Zephaniah 3: 12-13
But I will leave within you the meek and humble, who trust in the name of the LORD. The remnant of Israel will do no wrong; they will speak no lies, nor will deceit be found in their mouths. They will eat and lie down and no one will make them afraid. NIV
No one will make them afraid. I love that.
The Message paraphrases that last part, “Content with who they are and where they are, unanxious, they’ll live at peace.” MSG
My last semester in college, I lived in my first apartment. A friend from my dorm and I had signed the lease before we went home for the summer. We would live in this little apartment from August through December, I thought, and then I would graduate and my life would begin.

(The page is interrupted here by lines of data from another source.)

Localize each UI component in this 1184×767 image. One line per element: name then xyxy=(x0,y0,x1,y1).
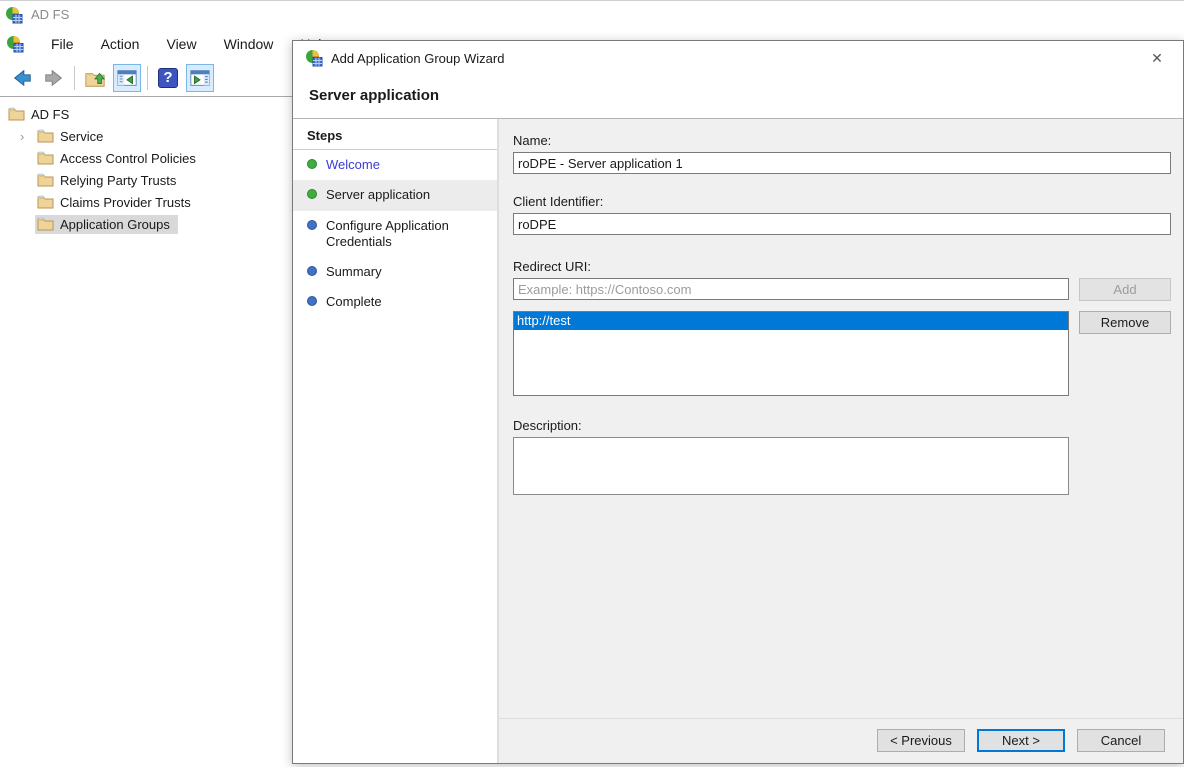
redirect-uri-label: Redirect URI: xyxy=(513,259,1171,274)
cancel-button[interactable]: Cancel xyxy=(1077,729,1165,752)
next-button[interactable]: Next > xyxy=(977,729,1065,752)
add-button[interactable]: Add xyxy=(1079,278,1171,301)
step-label: Summary xyxy=(326,264,382,280)
wizard-step[interactable]: Summary xyxy=(293,257,497,287)
folder-icon xyxy=(8,107,25,121)
wizard-step[interactable]: Server application xyxy=(293,180,497,210)
help-icon: ? xyxy=(158,68,178,88)
description-textarea[interactable] xyxy=(513,437,1069,495)
wizard-content: Name: Client Identifier: Redirect URI: A… xyxy=(499,119,1183,763)
step-bullet-icon xyxy=(307,296,317,306)
steps-panel: Steps Welcome Server application Configu… xyxy=(293,119,499,763)
window-title: AD FS xyxy=(31,7,69,22)
previous-button[interactable]: < Previous xyxy=(877,729,965,752)
wizard-page-heading: Server application xyxy=(293,75,1183,119)
step-label: Configure Application Credentials xyxy=(326,218,487,251)
show-console-tree-icon xyxy=(116,67,138,89)
wizard-step[interactable]: Complete xyxy=(293,287,497,317)
back-button[interactable] xyxy=(8,64,36,92)
remove-button[interactable]: Remove xyxy=(1079,311,1171,334)
tree-item-label: Application Groups xyxy=(60,217,170,232)
wizard-step[interactable]: Configure Application Credentials xyxy=(293,211,497,258)
show-console-tree-button[interactable] xyxy=(113,64,141,92)
client-identifier-label: Client Identifier: xyxy=(513,194,1171,209)
adfs-app-icon xyxy=(5,6,23,24)
dialog-titlebar: Add Application Group Wizard ✕ xyxy=(293,41,1183,75)
description-label: Description: xyxy=(513,418,1171,433)
redirect-uri-listbox[interactable]: http://test xyxy=(513,311,1069,396)
folder-icon xyxy=(37,195,54,209)
back-icon xyxy=(11,67,33,89)
menu-item[interactable]: File xyxy=(51,36,74,52)
help-button[interactable]: ? xyxy=(154,64,182,92)
wizard-app-icon xyxy=(305,49,323,67)
folder-icon xyxy=(37,173,54,187)
wizard-footer: < Previous Next > Cancel xyxy=(499,718,1183,763)
name-label: Name: xyxy=(513,133,1171,148)
wizard-step[interactable]: Welcome xyxy=(293,150,497,180)
menubar-app-icon xyxy=(6,35,24,53)
redirect-uri-input[interactable] xyxy=(513,278,1069,300)
toolbar-separator xyxy=(74,66,75,90)
chevron-right-icon[interactable]: › xyxy=(20,130,35,143)
redirect-uri-list-item[interactable]: http://test xyxy=(514,312,1068,330)
steps-header: Steps xyxy=(293,119,497,150)
close-icon[interactable]: ✕ xyxy=(1143,50,1171,67)
tree-item-label: Service xyxy=(60,129,103,144)
step-label: Welcome xyxy=(326,157,380,173)
show-action-pane-button[interactable] xyxy=(186,64,214,92)
tree-item-label: Access Control Policies xyxy=(60,151,196,166)
menu-item[interactable]: Action xyxy=(101,36,140,52)
dialog-title: Add Application Group Wizard xyxy=(331,51,1143,66)
forward-button[interactable] xyxy=(40,64,68,92)
tree-item-label: Relying Party Trusts xyxy=(60,173,176,188)
step-bullet-icon xyxy=(307,159,317,169)
up-folder-icon xyxy=(84,67,106,89)
window-titlebar: AD FS xyxy=(0,1,1184,28)
forward-icon xyxy=(43,67,65,89)
folder-icon xyxy=(37,151,54,165)
name-input[interactable] xyxy=(513,152,1171,174)
up-one-level-button[interactable] xyxy=(81,64,109,92)
toolbar-separator xyxy=(147,66,148,90)
step-bullet-icon xyxy=(307,189,317,199)
step-label: Server application xyxy=(326,187,430,203)
tree-item-label: Claims Provider Trusts xyxy=(60,195,191,210)
client-identifier-input[interactable] xyxy=(513,213,1171,235)
show-action-pane-icon xyxy=(189,67,211,89)
tree-item-label: AD FS xyxy=(31,107,69,122)
folder-icon xyxy=(37,217,54,231)
add-application-group-wizard-dialog: Add Application Group Wizard ✕ Server ap… xyxy=(292,40,1184,764)
folder-icon xyxy=(37,129,54,143)
step-bullet-icon xyxy=(307,266,317,276)
step-bullet-icon xyxy=(307,220,317,230)
step-label: Complete xyxy=(326,294,382,310)
menu-item[interactable]: Window xyxy=(224,36,274,52)
menu-item[interactable]: View xyxy=(166,36,196,52)
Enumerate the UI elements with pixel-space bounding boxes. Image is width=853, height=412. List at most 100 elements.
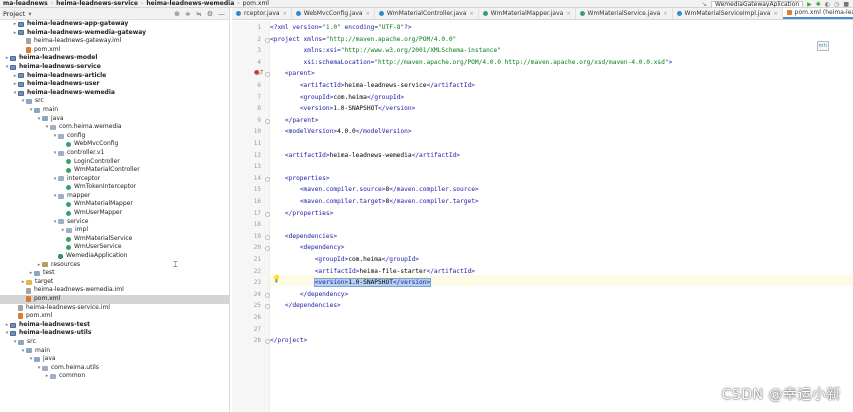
locate-icon[interactable]: ⊕ — [174, 10, 180, 18]
close-icon[interactable]: × — [283, 11, 287, 17]
code-line[interactable]: <version>1.0-SNAPSHOT</version> — [270, 105, 416, 112]
tree-item[interactable]: WemediaApplication — [0, 252, 229, 261]
tree-item[interactable]: ▾ controller.v1 — [0, 149, 229, 158]
tree-item[interactable]: ▾ mapper — [0, 192, 229, 201]
tree-item[interactable]: ▾ heima-leadnews-utils — [0, 329, 229, 338]
code-line[interactable]: <parent> — [270, 70, 315, 77]
tree-item[interactable]: ▸ heima-leadnews-user — [0, 80, 229, 89]
tree-item[interactable]: WmUserService — [0, 243, 229, 252]
tree-item[interactable]: WmTokenInterceptor — [0, 183, 229, 192]
editor-tab[interactable]: WmMaterialController.java × — [375, 8, 479, 19]
hide-icon[interactable]: — — [218, 10, 225, 18]
close-icon[interactable]: × — [366, 11, 370, 17]
tree-item[interactable]: heima-leadnews-gateway.iml — [0, 37, 229, 46]
tree-item[interactable]: ▸ test — [0, 269, 229, 278]
editor-tab[interactable]: WebMvcConfig.java × — [292, 8, 375, 19]
tree-item[interactable]: ▾ src — [0, 97, 229, 106]
tree-item[interactable]: ▸ impl — [0, 226, 229, 235]
tree-item[interactable]: LoginController — [0, 158, 229, 167]
code-line[interactable]: <maven.compiler.target>8</maven.compiler… — [270, 198, 479, 205]
coverage-icon[interactable]: ◐ — [825, 1, 830, 8]
tree-item[interactable]: WmMaterialMapper — [0, 200, 229, 209]
tree-item[interactable]: WmMaterialController — [0, 166, 229, 175]
collapse-all-icon[interactable]: ≑ — [185, 10, 191, 18]
editor-tab[interactable]: WmMaterialMapper.java × — [479, 8, 576, 19]
tree-item[interactable]: ▾ main — [0, 106, 229, 115]
tree-item[interactable]: WmMaterialService — [0, 235, 229, 244]
tree-item[interactable]: ▾ heima-leadnews-wemedia — [0, 89, 229, 98]
chevron-down-icon[interactable]: ▾ — [28, 10, 31, 18]
code-line[interactable]: <properties> — [270, 175, 330, 182]
code-line[interactable]: <dependency> — [270, 244, 345, 251]
tree-item[interactable]: ▾ com.heima.utils — [0, 364, 229, 373]
close-icon[interactable]: × — [566, 11, 570, 17]
tree-item[interactable]: ▾ config — [0, 132, 229, 141]
project-view-selector[interactable]: Project — [3, 10, 25, 18]
breadcrumb-root[interactable]: ma-leadnews — [0, 0, 51, 7]
run-configuration-select[interactable]: WemediaGatewayAplication — [710, 0, 804, 7]
code-line[interactable]: <artifactId>heima-leadnews-wemedia</arti… — [270, 152, 460, 159]
tree-item[interactable]: pom.xml — [0, 312, 229, 321]
maven-reload-icon[interactable]: m↻ — [817, 41, 829, 51]
tree-item[interactable]: ▾ main — [0, 347, 229, 356]
debug-icon[interactable]: ✱ — [816, 1, 821, 8]
tree-item[interactable]: pom.xml — [0, 295, 229, 304]
tree-item[interactable]: ▸ heima-leadnews-test — [0, 321, 229, 330]
tree-item[interactable]: pom.xml — [0, 46, 229, 55]
tree-item[interactable]: ▾ java — [0, 355, 229, 364]
run-icon[interactable]: ▶ — [807, 1, 812, 8]
tree-item[interactable]: heima-leadnews-wemedia.iml — [0, 286, 229, 295]
tree-item[interactable]: ▸ resources — [0, 261, 229, 270]
code-line[interactable]: <version>1.0-SNAPSHOT</version> — [270, 278, 432, 288]
code-line[interactable]: <maven.compiler.source>8</maven.compiler… — [270, 186, 479, 193]
code-line[interactable]: </dependency> — [270, 291, 348, 298]
tree-item[interactable]: ▸ heima-leadnews-model — [0, 54, 229, 63]
code-line[interactable]: <artifactId>heima-leadnews-service</arti… — [270, 82, 475, 89]
code-line[interactable]: </properties> — [270, 210, 333, 217]
tree-item[interactable]: ▸ heima-leadnews-app-gateway — [0, 20, 229, 29]
breadcrumb-service[interactable]: heima-leadnews-service — [53, 0, 141, 7]
close-icon[interactable]: × — [773, 11, 777, 17]
code-line[interactable]: <project xmlns="http://maven.apache.org/… — [270, 36, 456, 43]
close-icon[interactable]: × — [663, 11, 667, 17]
editor-tab[interactable]: pom.xml (heima-leadnews-wemedia)× — [782, 8, 853, 19]
override-marker-icon[interactable]: ●↑ — [254, 69, 264, 76]
editor-tab[interactable]: WmMaterialService.java × — [576, 8, 673, 19]
tree-item[interactable]: ▸ target — [0, 278, 229, 287]
tree-item[interactable]: WebMvcConfig — [0, 140, 229, 149]
tree-item[interactable]: ▾ interceptor — [0, 175, 229, 184]
tree-item[interactable]: ▸ heima-leadnews-article — [0, 72, 229, 81]
code-line[interactable]: </project> — [270, 337, 307, 344]
tree-item[interactable]: ▾ heima-leadnews-service — [0, 63, 229, 72]
tree-item[interactable]: ▾ src — [0, 338, 229, 347]
code-line[interactable]: <dependencies> — [270, 233, 337, 240]
code-line[interactable]: xsi:schemaLocation="http://maven.apache.… — [270, 59, 673, 66]
lightbulb-icon[interactable]: 💡 — [272, 275, 281, 283]
tree-item[interactable]: ▸ common — [0, 372, 229, 381]
code-line[interactable]: <modelVersion>4.0.0</modelVersion> — [270, 128, 412, 135]
code-line[interactable]: <artifactId>heima-file-starter</artifact… — [270, 268, 475, 275]
code-editor[interactable]: 1 2 3 4 5 6 7 8 9 10 11 12 13 14 15 16 17 18 19 20 21 22 23 24 2… — [232, 21, 853, 412]
code-line[interactable]: <?xml version="1.0" encoding="UTF-8"?> — [270, 24, 412, 31]
code-line[interactable]: <groupId>com.heima</groupId> — [270, 256, 419, 263]
editor-tab[interactable]: WmMaterialServiceImpl.java × — [673, 8, 783, 19]
tree-item[interactable]: ▸ heima-leadnews-wemedia-gateway — [0, 29, 229, 38]
breadcrumb-file[interactable]: pom.xml — [240, 0, 272, 7]
stop-icon[interactable]: ■ — [843, 1, 849, 8]
tree-item[interactable]: heima-leadnews-service.iml — [0, 304, 229, 313]
editor-tab[interactable]: rceptor.java × — [232, 8, 292, 19]
expand-all-icon[interactable]: ≒ — [196, 10, 202, 18]
breadcrumb-wemedia[interactable]: heima-leadnews-wemedia — [143, 0, 237, 7]
close-icon[interactable]: × — [469, 11, 473, 17]
code-line[interactable]: </dependencies> — [270, 302, 341, 309]
tree-item[interactable]: ▾ com.heima.wemedia — [0, 123, 229, 132]
tree-item[interactable]: ▾ java — [0, 115, 229, 124]
tree-item[interactable]: WmUserMapper — [0, 209, 229, 218]
code-line[interactable]: <groupId>com.heima</groupId> — [270, 94, 404, 101]
gear-icon[interactable]: ⚙ — [207, 10, 213, 18]
profile-icon[interactable]: ◷ — [834, 1, 839, 8]
code-line[interactable]: xmlns:xsi="http://www.w3.org/2001/XMLSch… — [270, 47, 501, 54]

But, over the summer, my roommate flunked out.
That left me responsible for the full lease, when I had planned on only paying half. I was frugal, but, I vividly remember the last three days of my lease.
Classes were over, I was finishing finals, my family was packing to come for graduation. The country was in the midst of a terrible recession and I and many of my friends did not have jobs waiting for us after we walked across the stage. Instead of starting my new life as I had planned, I was on my way home to move back in with my parents.
To say that I was disappointed, was an understatement.
Then, the electric bill came. As I wrote the check and deducted the amount from my balance, I realized I had about $30.
I cried out to God. I poured out to Him how hard I had worked, how I had tithed every penny of my earnings, how I had been faithful and now, here I was, having spent all of my savings, three days from graduation with no job and $30. I remember saying, “God, you have GOT to do something!”
Now, if I were God, I probably would have ignored me. I wasn’t hurt in any way. I had more than enough money to keep me until my parents arrived, and I was blessed that they were willing to take me back home with them. I was in no real danger. My pride was merely hurt, and I had not gotten what I wanted, what I thought I deserved.
But, that’s not how God worked in that situation.
Literally five minutes after I finished my prayer, if that’s what you could call it … it was more of a desperate demand … my phone rang. A woman I had interned for was on the phone. She had never called me before, so I was pretty surprised. Almost immediately she asked me, “Do you have a job?” I told her that I didn’t. She said, “Well, I have a job and I think you would be perfect for it.” She asked when I would be home and we agreed on a start date and a salary amount and, well, problem solved.
Needless to say, I was pretty thankful. The world looked a whole lot brighter than it had just minutes before. Bright enough that I could walk down to the center of campus, where I checked my campus mailbox. In it, was a graduation card from my grandmother, with a check for $300.
In less than an hour, God had solved both my problems. I was awestruck.
Trusting in God means that we rely on Him to solve the unsolvable. Trusting in God means that we can be content with who we are and where we are and that we can live in peace … without anxiety.
I knew this years and years ago … but somehow, that knowledge had slipped away. It’s taken me nearly a year to relearn this bedrock lesson.
Trust God. He has your best interest at heart, and has power at His disposal that is beyond your comprehension.
That’s what I’ll think about today.
5 responses to “He can solve the unsolvable”
what a wonderful encoruagement for the day…can’t believe that this many posts have gone by before you shared this uplifting vignette! So glad this is in your 365-post canon.
Thanks, as always for your support, Bill. Enjoy the rest of this week!
Wow… What a wonderful testimony…thank you for writing!
Thanks for stopping by. We serve a truly wonderful God!